Many people are unaware of the rules that surround the bankruptcy filing process. For example, in order to qualify for Chapter 7 a filer must pass the means test, which essentially compares their income level to the median income level of the state. While many people are disqualified from a Chapter 7 case at this point, most have no clue that there is a loophole.
Beating The System?
Earlier this year, a married couple filing for bankruptcy discovered this loophole that allowed them to convert their Chapter 13 case into a Chapter 7 case. Having exceeded the income restrictions set forth by Chapter 7 laws, the couple originally filed for Chapter 13. They later requested for their case to be converted into a Chapter 7 case, which was approved by the court.

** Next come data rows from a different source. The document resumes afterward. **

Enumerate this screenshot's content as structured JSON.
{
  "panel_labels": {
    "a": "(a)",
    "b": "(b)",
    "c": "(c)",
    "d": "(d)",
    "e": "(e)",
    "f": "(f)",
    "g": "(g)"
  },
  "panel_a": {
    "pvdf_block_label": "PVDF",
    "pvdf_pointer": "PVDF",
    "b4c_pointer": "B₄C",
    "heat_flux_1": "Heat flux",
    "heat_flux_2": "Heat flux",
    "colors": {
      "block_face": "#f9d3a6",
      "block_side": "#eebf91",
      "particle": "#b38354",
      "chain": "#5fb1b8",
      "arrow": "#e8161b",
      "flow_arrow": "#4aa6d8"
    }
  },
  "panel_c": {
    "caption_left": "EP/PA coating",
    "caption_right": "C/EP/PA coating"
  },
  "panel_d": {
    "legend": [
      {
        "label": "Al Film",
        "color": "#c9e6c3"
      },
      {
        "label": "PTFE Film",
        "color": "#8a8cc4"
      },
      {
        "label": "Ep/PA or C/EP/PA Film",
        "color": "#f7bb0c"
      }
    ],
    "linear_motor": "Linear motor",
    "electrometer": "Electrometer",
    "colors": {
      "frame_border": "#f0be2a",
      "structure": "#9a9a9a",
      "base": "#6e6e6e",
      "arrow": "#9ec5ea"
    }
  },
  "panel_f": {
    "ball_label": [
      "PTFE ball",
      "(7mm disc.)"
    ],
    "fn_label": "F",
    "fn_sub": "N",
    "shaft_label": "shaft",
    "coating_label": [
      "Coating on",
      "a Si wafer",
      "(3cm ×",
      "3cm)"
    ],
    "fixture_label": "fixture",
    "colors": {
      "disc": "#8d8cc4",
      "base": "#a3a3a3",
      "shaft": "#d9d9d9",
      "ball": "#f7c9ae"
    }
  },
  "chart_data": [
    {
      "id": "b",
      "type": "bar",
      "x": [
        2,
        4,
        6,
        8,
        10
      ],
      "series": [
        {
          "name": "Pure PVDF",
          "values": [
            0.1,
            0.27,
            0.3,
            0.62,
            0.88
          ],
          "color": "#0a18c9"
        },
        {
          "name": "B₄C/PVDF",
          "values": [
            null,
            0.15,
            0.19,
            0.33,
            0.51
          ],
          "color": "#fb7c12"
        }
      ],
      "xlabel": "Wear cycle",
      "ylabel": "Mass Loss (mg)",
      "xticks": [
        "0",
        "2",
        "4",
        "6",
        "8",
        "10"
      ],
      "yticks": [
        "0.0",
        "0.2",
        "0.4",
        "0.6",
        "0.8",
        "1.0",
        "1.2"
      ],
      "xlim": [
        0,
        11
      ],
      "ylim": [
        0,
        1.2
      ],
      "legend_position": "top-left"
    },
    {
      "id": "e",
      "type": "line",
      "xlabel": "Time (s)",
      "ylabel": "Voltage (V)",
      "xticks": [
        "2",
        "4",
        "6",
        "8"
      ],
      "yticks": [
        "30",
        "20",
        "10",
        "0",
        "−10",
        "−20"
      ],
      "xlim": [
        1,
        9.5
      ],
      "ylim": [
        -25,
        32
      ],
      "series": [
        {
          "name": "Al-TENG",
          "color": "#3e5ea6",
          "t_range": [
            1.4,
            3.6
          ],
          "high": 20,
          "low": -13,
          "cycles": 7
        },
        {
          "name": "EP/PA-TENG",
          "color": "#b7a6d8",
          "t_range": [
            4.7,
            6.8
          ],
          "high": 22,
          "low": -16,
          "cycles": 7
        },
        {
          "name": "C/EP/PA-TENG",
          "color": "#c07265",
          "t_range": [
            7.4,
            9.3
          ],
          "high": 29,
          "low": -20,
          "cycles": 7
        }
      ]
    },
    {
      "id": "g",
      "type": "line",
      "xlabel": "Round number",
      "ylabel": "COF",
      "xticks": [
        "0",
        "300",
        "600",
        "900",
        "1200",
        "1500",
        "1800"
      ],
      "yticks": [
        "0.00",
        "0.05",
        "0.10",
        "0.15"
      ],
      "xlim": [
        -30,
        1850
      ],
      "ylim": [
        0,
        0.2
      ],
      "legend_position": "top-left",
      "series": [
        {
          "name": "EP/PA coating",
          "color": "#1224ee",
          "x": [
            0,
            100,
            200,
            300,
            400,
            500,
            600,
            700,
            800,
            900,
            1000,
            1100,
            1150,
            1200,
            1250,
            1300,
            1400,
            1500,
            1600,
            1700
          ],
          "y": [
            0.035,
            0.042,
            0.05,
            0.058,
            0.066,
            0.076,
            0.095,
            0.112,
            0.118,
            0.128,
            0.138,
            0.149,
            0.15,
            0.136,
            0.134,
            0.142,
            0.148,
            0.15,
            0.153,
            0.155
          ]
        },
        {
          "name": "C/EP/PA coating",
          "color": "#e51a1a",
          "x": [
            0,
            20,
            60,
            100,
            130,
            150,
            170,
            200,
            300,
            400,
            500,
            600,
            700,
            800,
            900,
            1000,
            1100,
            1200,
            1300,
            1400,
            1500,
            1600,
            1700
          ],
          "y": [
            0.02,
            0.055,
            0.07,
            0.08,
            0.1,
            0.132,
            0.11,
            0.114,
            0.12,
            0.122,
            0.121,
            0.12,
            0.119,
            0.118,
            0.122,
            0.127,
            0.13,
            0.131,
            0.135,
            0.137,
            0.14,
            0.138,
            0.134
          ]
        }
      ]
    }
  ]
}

The court’s approval of the conversion sparked much controversy. The couple’s bankruptcy trustee challenged the court’s decision to convert the case citing the couple’s income exceeded the Chapter 7 means test requirement. It was reported that the couple has nearly $2,000 in disposable income each month, which exceeds the $167 limit set forth by the Chapter 7 Bankruptcy Code. However, the couple argued that they were not in violation since their original filing was under a Chapter 13 case. The case eventually made its way to the Fourth U.S. Circuit Court of Appeals, which handed down a decision to limit the options of Chapter 13 cases that are looking to covert.